Pain & Glory review
Pain & Glory; it’s there in the title. Almodovar’s highly personal, semi-autobiographical latest is a study in human frailty, a tribute to the cinema that informed Almodovar in his youth, and a tour de force from the once-and-future Desparado Antonio Banderas. Banderas plays Salvadore Mallo, a director of some renown (and thinly veiled allegory for Almodovar) whose career has been halted by a series of chronic illnesses, amusingly outlined in a Saul Bass-esque animated sequence early on. Mallo has attracted some attention due to an imminent re-release of one of his early films, causing him to reach out to that film’s estranged lead actor after 30 years. We follow Mallo over the course of the next few days, watching him go about his business like a Jim Jarmusch character but with better choice in interior design. Heroin will be smoked. Art discussed. And like most of Almodovar’s work there’s a throbbing sexuality never far from the surface, even if Mallo’s bad back might make it difficult.
Banderas is electric here, petulant, bitter, but always sympathetic. It’s a physical performance; watch how he contorts his body when getting in and out of taxis, and the panic of his frequent choking fits. But Banderas never gives in to Oscar-baiting melodrama (perhaps the reason why he missed out earlier this year). Mallo himself says later on, ‘The best actor isn’t the one who cries but the one who fights to hold back his tears’. It’s easily his best performance since Puss in Boots.

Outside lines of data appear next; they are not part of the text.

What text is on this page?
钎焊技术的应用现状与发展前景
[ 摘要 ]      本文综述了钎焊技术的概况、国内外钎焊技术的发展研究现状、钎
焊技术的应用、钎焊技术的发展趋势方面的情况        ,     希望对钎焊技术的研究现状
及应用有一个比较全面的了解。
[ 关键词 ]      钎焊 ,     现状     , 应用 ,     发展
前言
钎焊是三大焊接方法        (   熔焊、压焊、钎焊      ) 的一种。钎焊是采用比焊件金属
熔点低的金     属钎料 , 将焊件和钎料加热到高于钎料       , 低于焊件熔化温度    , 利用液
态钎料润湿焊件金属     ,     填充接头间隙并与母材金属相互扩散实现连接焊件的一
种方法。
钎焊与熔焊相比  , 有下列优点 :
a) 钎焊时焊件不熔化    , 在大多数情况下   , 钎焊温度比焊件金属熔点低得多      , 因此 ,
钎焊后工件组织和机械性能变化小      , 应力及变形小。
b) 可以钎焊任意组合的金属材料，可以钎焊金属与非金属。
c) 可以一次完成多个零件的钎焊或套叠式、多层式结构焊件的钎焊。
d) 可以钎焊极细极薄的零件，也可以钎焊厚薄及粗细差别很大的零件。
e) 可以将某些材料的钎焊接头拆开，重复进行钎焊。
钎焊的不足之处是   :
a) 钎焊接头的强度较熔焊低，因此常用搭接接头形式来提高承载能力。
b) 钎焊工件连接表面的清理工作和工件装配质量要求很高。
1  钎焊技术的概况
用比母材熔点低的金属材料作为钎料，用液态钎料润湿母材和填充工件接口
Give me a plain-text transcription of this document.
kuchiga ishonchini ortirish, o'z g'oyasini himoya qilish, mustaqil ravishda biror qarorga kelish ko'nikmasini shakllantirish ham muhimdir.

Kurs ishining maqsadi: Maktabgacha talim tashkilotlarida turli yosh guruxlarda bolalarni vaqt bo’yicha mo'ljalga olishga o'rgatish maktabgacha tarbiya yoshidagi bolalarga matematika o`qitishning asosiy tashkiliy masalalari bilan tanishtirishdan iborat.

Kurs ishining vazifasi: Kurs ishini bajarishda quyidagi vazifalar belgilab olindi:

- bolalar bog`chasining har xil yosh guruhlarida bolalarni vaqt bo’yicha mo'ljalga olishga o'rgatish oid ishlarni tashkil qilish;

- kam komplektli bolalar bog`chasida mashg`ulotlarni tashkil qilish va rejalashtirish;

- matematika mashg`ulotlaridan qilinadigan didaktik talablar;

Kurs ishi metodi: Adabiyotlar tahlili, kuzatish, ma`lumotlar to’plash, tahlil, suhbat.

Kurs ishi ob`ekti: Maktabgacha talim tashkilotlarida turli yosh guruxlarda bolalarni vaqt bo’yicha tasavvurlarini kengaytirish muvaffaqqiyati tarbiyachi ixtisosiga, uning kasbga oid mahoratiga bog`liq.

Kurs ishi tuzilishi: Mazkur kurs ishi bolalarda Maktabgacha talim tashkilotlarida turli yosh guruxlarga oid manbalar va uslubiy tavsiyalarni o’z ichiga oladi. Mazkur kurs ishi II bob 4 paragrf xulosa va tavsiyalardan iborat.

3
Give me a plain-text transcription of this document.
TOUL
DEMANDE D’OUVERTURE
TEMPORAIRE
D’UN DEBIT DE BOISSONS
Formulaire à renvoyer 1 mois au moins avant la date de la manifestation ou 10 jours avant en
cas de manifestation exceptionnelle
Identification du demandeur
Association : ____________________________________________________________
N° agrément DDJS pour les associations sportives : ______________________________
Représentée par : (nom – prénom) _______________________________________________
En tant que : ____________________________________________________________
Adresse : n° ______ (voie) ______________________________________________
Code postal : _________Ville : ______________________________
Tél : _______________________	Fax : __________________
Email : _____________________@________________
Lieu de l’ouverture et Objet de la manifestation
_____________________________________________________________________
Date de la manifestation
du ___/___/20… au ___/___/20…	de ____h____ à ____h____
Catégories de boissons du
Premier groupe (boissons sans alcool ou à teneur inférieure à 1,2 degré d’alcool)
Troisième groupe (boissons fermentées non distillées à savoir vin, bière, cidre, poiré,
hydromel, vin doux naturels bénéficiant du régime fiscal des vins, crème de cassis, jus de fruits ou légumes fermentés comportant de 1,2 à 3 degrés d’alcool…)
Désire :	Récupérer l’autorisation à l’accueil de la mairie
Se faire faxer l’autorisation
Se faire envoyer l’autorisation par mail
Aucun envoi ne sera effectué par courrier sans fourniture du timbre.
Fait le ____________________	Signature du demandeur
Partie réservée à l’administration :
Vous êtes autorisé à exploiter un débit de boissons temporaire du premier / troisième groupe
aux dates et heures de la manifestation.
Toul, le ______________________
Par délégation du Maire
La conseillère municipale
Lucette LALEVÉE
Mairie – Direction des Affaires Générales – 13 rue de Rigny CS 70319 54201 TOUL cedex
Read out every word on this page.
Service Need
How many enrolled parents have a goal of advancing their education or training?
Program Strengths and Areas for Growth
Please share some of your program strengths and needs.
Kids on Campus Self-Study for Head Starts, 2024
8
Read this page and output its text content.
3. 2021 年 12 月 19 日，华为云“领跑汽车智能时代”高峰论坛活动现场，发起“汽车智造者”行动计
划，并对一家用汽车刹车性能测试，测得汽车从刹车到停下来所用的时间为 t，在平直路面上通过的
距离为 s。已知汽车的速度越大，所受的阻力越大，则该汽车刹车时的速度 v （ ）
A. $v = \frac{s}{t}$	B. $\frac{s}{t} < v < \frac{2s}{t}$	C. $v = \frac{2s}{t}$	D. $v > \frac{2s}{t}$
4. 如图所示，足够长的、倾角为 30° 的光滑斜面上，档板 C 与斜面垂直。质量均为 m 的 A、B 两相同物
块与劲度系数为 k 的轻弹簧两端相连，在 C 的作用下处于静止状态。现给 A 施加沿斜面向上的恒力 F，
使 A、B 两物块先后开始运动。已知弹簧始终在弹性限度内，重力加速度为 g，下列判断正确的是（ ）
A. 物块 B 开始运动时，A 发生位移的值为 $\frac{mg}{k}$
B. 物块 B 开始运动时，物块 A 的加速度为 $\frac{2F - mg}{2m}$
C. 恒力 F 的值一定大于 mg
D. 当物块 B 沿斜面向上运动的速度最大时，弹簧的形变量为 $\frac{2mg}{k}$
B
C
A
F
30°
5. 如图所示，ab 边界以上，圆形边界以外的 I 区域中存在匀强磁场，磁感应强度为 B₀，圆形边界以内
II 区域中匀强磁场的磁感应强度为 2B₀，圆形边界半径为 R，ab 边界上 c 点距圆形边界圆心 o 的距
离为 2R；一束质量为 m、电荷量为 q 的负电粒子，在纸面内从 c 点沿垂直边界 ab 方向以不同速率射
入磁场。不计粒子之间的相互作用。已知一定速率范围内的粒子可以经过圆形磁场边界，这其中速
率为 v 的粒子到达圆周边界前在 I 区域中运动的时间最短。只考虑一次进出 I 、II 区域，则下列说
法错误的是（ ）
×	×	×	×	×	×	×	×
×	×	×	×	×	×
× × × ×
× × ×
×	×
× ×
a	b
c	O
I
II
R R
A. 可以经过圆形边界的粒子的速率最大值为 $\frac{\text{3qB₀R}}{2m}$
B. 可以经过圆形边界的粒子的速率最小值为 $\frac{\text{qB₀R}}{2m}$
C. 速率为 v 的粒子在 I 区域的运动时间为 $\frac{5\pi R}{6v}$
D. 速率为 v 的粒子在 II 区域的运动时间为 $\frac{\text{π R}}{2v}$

Old Almodovar hands Penelope Cruz and Juleta Serrano appear in supporting roles, but this is Banderas’ vehicle. Asier Etxeandia, playing the washed-up actor that Mallo reconnects with, holds his own in his two-handers with Banderas, with one memorable scene seeing the pair off them smoking heroin while taking part in a teleconference Q&A session. It’s funny, turns into sudden anger, before leaving you with Mallo’s anguish; a brief flash of glory that is subsumed by pain.